Richard Hunter of interactive investor said: “The apparently worsening of relations between Russia and Ukraine has put investors on alert, as any possible attacks by Russia will have wider implications which other major powers will be unable to ignore. Whether this results in military action or strict sanctions remains to be seen, but in any event the developments are adding to general investor unease.
“This cocktail of concerns also swept through Asian markets and landed at the door of UK markets in early exchanges. In particular, a number of broker downgrades weighed on the housebuilders, with growth prospect concerns weighing on the miners and more US earnings focused stocks also under pressure.”

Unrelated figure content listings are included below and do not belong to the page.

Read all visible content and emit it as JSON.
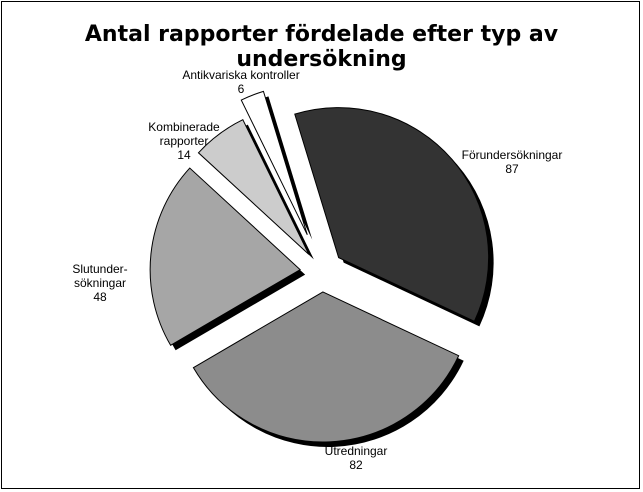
{
  "chart_data": {
    "type": "pie",
    "title": "Antal rapporter fördelade efter typ av undersökning",
    "categories": [
      "Förundersökningar",
      "Utredningar",
      "Slutunder-\nsökningar",
      "Kombinerade\nrapporter",
      "Antikvariska kontroller"
    ],
    "values": [
      87,
      82,
      48,
      14,
      6
    ],
    "colors": [
      "#333333",
      "#8c8c8c",
      "#a6a6a6",
      "#cccccc",
      "#ffffff"
    ]
  }
}
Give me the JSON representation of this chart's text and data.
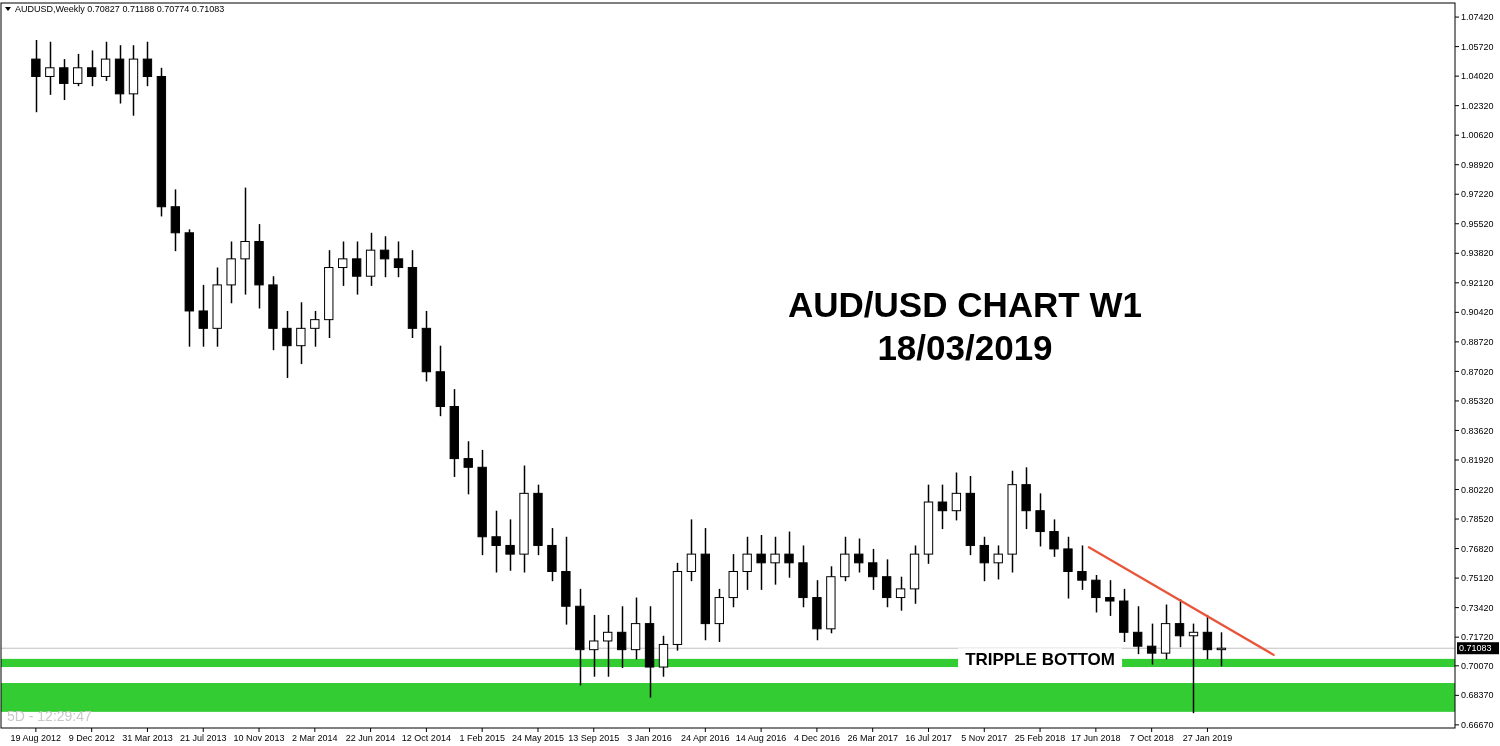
{
  "chart_data": {
    "type": "candlestick",
    "title": "AUD/USD CHART W1",
    "subtitle": "18/03/2019",
    "annotations": [
      "AUDUSD,Weekly  0.70827 0.71188 0.70774 0.71083",
      "5D - 12:29:47",
      {
        "text": "TRIPPLE BOTTOM",
        "x": "2018-02-25",
        "y": 0.7045
      }
    ],
    "x": [
      "2012-08-19",
      "2012-09-16",
      "2012-10-14",
      "2012-11-11",
      "2012-12-09",
      "2013-01-06",
      "2013-02-03",
      "2013-03-03",
      "2013-03-31",
      "2013-04-28",
      "2013-05-26",
      "2013-06-23",
      "2013-07-21",
      "2013-08-18",
      "2013-09-15",
      "2013-10-13",
      "2013-11-10",
      "2013-12-08",
      "2014-01-05",
      "2014-02-02",
      "2014-03-02",
      "2014-03-30",
      "2014-04-27",
      "2014-05-25",
      "2014-06-22",
      "2014-07-20",
      "2014-08-17",
      "2014-09-14",
      "2014-10-12",
      "2014-11-09",
      "2014-12-07",
      "2015-01-04",
      "2015-02-01",
      "2015-03-01",
      "2015-03-29",
      "2015-04-26",
      "2015-05-24",
      "2015-06-21",
      "2015-07-19",
      "2015-08-16",
      "2015-09-13",
      "2015-10-11",
      "2015-11-08",
      "2015-12-06",
      "2016-01-03",
      "2016-01-31",
      "2016-02-28",
      "2016-03-27",
      "2016-04-24",
      "2016-05-22",
      "2016-06-19",
      "2016-07-17",
      "2016-08-14",
      "2016-09-11",
      "2016-10-09",
      "2016-11-06",
      "2016-12-04",
      "2017-01-01",
      "2017-01-29",
      "2017-02-26",
      "2017-03-26",
      "2017-04-23",
      "2017-05-21",
      "2017-06-18",
      "2017-07-16",
      "2017-08-13",
      "2017-09-10",
      "2017-10-08",
      "2017-11-05",
      "2017-12-03",
      "2017-12-31",
      "2018-01-28",
      "2018-02-25",
      "2018-03-25",
      "2018-04-22",
      "2018-05-20",
      "2018-06-17",
      "2018-07-15",
      "2018-08-12",
      "2018-09-09",
      "2018-10-07",
      "2018-11-04",
      "2018-12-02",
      "2018-12-30",
      "2019-01-27",
      "2019-02-24"
    ],
    "ohlc": [
      [
        1.05,
        1.061,
        1.02,
        1.04
      ],
      [
        1.04,
        1.06,
        1.03,
        1.045
      ],
      [
        1.045,
        1.05,
        1.027,
        1.036
      ],
      [
        1.036,
        1.053,
        1.035,
        1.045
      ],
      [
        1.045,
        1.055,
        1.035,
        1.04
      ],
      [
        1.04,
        1.06,
        1.038,
        1.05
      ],
      [
        1.05,
        1.058,
        1.025,
        1.03
      ],
      [
        1.03,
        1.058,
        1.018,
        1.05
      ],
      [
        1.05,
        1.06,
        1.035,
        1.04
      ],
      [
        1.04,
        1.045,
        0.96,
        0.965
      ],
      [
        0.965,
        0.975,
        0.94,
        0.95
      ],
      [
        0.95,
        0.952,
        0.885,
        0.905
      ],
      [
        0.905,
        0.92,
        0.885,
        0.895
      ],
      [
        0.895,
        0.93,
        0.885,
        0.92
      ],
      [
        0.92,
        0.945,
        0.91,
        0.935
      ],
      [
        0.935,
        0.976,
        0.915,
        0.945
      ],
      [
        0.945,
        0.955,
        0.907,
        0.92
      ],
      [
        0.92,
        0.925,
        0.883,
        0.895
      ],
      [
        0.895,
        0.905,
        0.867,
        0.885
      ],
      [
        0.885,
        0.91,
        0.875,
        0.895
      ],
      [
        0.895,
        0.905,
        0.885,
        0.9
      ],
      [
        0.9,
        0.94,
        0.89,
        0.93
      ],
      [
        0.93,
        0.945,
        0.92,
        0.935
      ],
      [
        0.935,
        0.945,
        0.915,
        0.925
      ],
      [
        0.925,
        0.95,
        0.92,
        0.94
      ],
      [
        0.94,
        0.948,
        0.925,
        0.935
      ],
      [
        0.935,
        0.945,
        0.925,
        0.93
      ],
      [
        0.93,
        0.94,
        0.89,
        0.895
      ],
      [
        0.895,
        0.905,
        0.865,
        0.87
      ],
      [
        0.87,
        0.885,
        0.845,
        0.85
      ],
      [
        0.85,
        0.86,
        0.81,
        0.82
      ],
      [
        0.82,
        0.83,
        0.8,
        0.815
      ],
      [
        0.815,
        0.825,
        0.765,
        0.775
      ],
      [
        0.775,
        0.79,
        0.755,
        0.77
      ],
      [
        0.77,
        0.785,
        0.756,
        0.765
      ],
      [
        0.765,
        0.816,
        0.755,
        0.8
      ],
      [
        0.8,
        0.805,
        0.765,
        0.77
      ],
      [
        0.77,
        0.78,
        0.75,
        0.755
      ],
      [
        0.755,
        0.775,
        0.725,
        0.735
      ],
      [
        0.735,
        0.745,
        0.69,
        0.71
      ],
      [
        0.71,
        0.73,
        0.695,
        0.715
      ],
      [
        0.715,
        0.73,
        0.695,
        0.72
      ],
      [
        0.72,
        0.735,
        0.7,
        0.71
      ],
      [
        0.71,
        0.74,
        0.705,
        0.725
      ],
      [
        0.725,
        0.735,
        0.683,
        0.7
      ],
      [
        0.7,
        0.718,
        0.695,
        0.713
      ],
      [
        0.713,
        0.76,
        0.71,
        0.755
      ],
      [
        0.755,
        0.785,
        0.75,
        0.765
      ],
      [
        0.765,
        0.78,
        0.716,
        0.725
      ],
      [
        0.725,
        0.745,
        0.715,
        0.74
      ],
      [
        0.74,
        0.765,
        0.735,
        0.755
      ],
      [
        0.755,
        0.775,
        0.745,
        0.765
      ],
      [
        0.765,
        0.776,
        0.745,
        0.76
      ],
      [
        0.76,
        0.775,
        0.748,
        0.765
      ],
      [
        0.765,
        0.778,
        0.752,
        0.76
      ],
      [
        0.76,
        0.77,
        0.735,
        0.74
      ],
      [
        0.74,
        0.75,
        0.716,
        0.722
      ],
      [
        0.722,
        0.758,
        0.72,
        0.752
      ],
      [
        0.752,
        0.775,
        0.75,
        0.765
      ],
      [
        0.765,
        0.774,
        0.755,
        0.76
      ],
      [
        0.76,
        0.768,
        0.745,
        0.752
      ],
      [
        0.752,
        0.762,
        0.735,
        0.74
      ],
      [
        0.74,
        0.752,
        0.733,
        0.745
      ],
      [
        0.745,
        0.77,
        0.737,
        0.765
      ],
      [
        0.765,
        0.805,
        0.76,
        0.795
      ],
      [
        0.795,
        0.805,
        0.78,
        0.79
      ],
      [
        0.79,
        0.812,
        0.785,
        0.8
      ],
      [
        0.8,
        0.81,
        0.765,
        0.77
      ],
      [
        0.77,
        0.775,
        0.75,
        0.76
      ],
      [
        0.76,
        0.77,
        0.751,
        0.765
      ],
      [
        0.765,
        0.813,
        0.755,
        0.805
      ],
      [
        0.805,
        0.815,
        0.78,
        0.79
      ],
      [
        0.79,
        0.8,
        0.77,
        0.778
      ],
      [
        0.778,
        0.785,
        0.764,
        0.768
      ],
      [
        0.768,
        0.775,
        0.74,
        0.755
      ],
      [
        0.755,
        0.77,
        0.745,
        0.75
      ],
      [
        0.75,
        0.753,
        0.732,
        0.74
      ],
      [
        0.74,
        0.75,
        0.73,
        0.738
      ],
      [
        0.738,
        0.745,
        0.715,
        0.72
      ],
      [
        0.72,
        0.735,
        0.708,
        0.712
      ],
      [
        0.712,
        0.725,
        0.702,
        0.708
      ],
      [
        0.708,
        0.736,
        0.705,
        0.725
      ],
      [
        0.725,
        0.739,
        0.712,
        0.718
      ],
      [
        0.718,
        0.725,
        0.674,
        0.72
      ],
      [
        0.72,
        0.73,
        0.705,
        0.71
      ],
      [
        0.71,
        0.72,
        0.701,
        0.71083
      ]
    ],
    "series": [
      {
        "type": "line",
        "color": "#e8553a",
        "x": [
          "2018-06-03",
          "2019-06-09"
        ],
        "values": [
          0.769,
          0.707
        ]
      }
    ],
    "bands": [
      {
        "axis": "y",
        "from": 0.6742,
        "to": 0.6908,
        "color": "#33cc33"
      },
      {
        "axis": "y",
        "from": 0.7,
        "to": 0.7047,
        "color": "#33cc33"
      }
    ],
    "ref_lines": [
      {
        "axis": "y",
        "value": 0.71083,
        "label": "0.71083",
        "color": "#c0c0c0"
      }
    ],
    "xlim": [
      "2012-06-10",
      "2020-06-07"
    ],
    "ylim": [
      0.6649,
      1.0823
    ],
    "xticks": [
      {
        "value": "2012-08-19",
        "label": "19 Aug 2012"
      },
      {
        "value": "2012-12-09",
        "label": "9 Dec 2012"
      },
      {
        "value": "2013-03-31",
        "label": "31 Mar 2013"
      },
      {
        "value": "2013-07-21",
        "label": "21 Jul 2013"
      },
      {
        "value": "2013-11-10",
        "label": "10 Nov 2013"
      },
      {
        "value": "2014-03-02",
        "label": "2 Mar 2014"
      },
      {
        "value": "2014-06-22",
        "label": "22 Jun 2014"
      },
      {
        "value": "2014-10-12",
        "label": "12 Oct 2014"
      },
      {
        "value": "2015-02-01",
        "label": "1 Feb 2015"
      },
      {
        "value": "2015-05-24",
        "label": "24 May 2015"
      },
      {
        "value": "2015-09-13",
        "label": "13 Sep 2015"
      },
      {
        "value": "2016-01-03",
        "label": "3 Jan 2016"
      },
      {
        "value": "2016-04-24",
        "label": "24 Apr 2016"
      },
      {
        "value": "2016-08-14",
        "label": "14 Aug 2016"
      },
      {
        "value": "2016-12-04",
        "label": "4 Dec 2016"
      },
      {
        "value": "2017-03-26",
        "label": "26 Mar 2017"
      },
      {
        "value": "2017-07-16",
        "label": "16 Jul 2017"
      },
      {
        "value": "2017-11-05",
        "label": "5 Nov 2017"
      },
      {
        "value": "2018-02-25",
        "label": "25 Feb 2018"
      },
      {
        "value": "2018-06-17",
        "label": "17 Jun 2018"
      },
      {
        "value": "2018-10-07",
        "label": "7 Oct 2018"
      },
      {
        "value": "2019-01-27",
        "label": "27 Jan 2019"
      }
    ],
    "yticks": [
      {
        "value": 1.0742,
        "label": "1.07420"
      },
      {
        "value": 1.0572,
        "label": "1.05720"
      },
      {
        "value": 1.0402,
        "label": "1.04020"
      },
      {
        "value": 1.0232,
        "label": "1.02320"
      },
      {
        "value": 1.0062,
        "label": "1.00620"
      },
      {
        "value": 0.9892,
        "label": "0.98920"
      },
      {
        "value": 0.9722,
        "label": "0.97220"
      },
      {
        "value": 0.9552,
        "label": "0.95520"
      },
      {
        "value": 0.9382,
        "label": "0.93820"
      },
      {
        "value": 0.9212,
        "label": "0.92120"
      },
      {
        "value": 0.9042,
        "label": "0.90420"
      },
      {
        "value": 0.8872,
        "label": "0.88720"
      },
      {
        "value": 0.8702,
        "label": "0.87020"
      },
      {
        "value": 0.8532,
        "label": "0.85320"
      },
      {
        "value": 0.8362,
        "label": "0.83620"
      },
      {
        "value": 0.8192,
        "label": "0.81920"
      },
      {
        "value": 0.8022,
        "label": "0.80220"
      },
      {
        "value": 0.7852,
        "label": "0.78520"
      },
      {
        "value": 0.7682,
        "label": "0.76820"
      },
      {
        "value": 0.7512,
        "label": "0.75120"
      },
      {
        "value": 0.7342,
        "label": "0.73420"
      },
      {
        "value": 0.7172,
        "label": "0.71720"
      },
      {
        "value": 0.7007,
        "label": "0.70070"
      },
      {
        "value": 0.6837,
        "label": "0.68370"
      },
      {
        "value": 0.6667,
        "label": "0.66670"
      }
    ]
  }
}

Markets are also looking out for cues on rate hikes from the US Federal Reserve policy meeting this week.
Read more: UK dividend income rises to £94bn in 2021
“The Federal Reserve meeting later this week is expected to confirm the fears which investors have been harbouring so far this year, namely that that apart from an acceleration of tapering, interest rate cards are also likely to pepper the remainder of 2022,” Hunter said.
“The current consensus is for an initial hike in March, followed by a further two or three rises which could take the rate to 1% by year end. While the moves are increasingly necessary given relatively rampant inflation, they also bring the likelihood of dampening earnings prospects.”
Asian markets finished mixed. The Nikkei 225 (^N225) gained 0.24% and the Shanghai Composite (000001.SS) rose 0.04%. The Hang Seng lost 1.31% (^HSI).
Meanwhile, Brent crude oil (BZ=F) also climbed past $88 a barrel and the US crude (CL=F) rose 0.54% to $85.60 per barrel on Monday.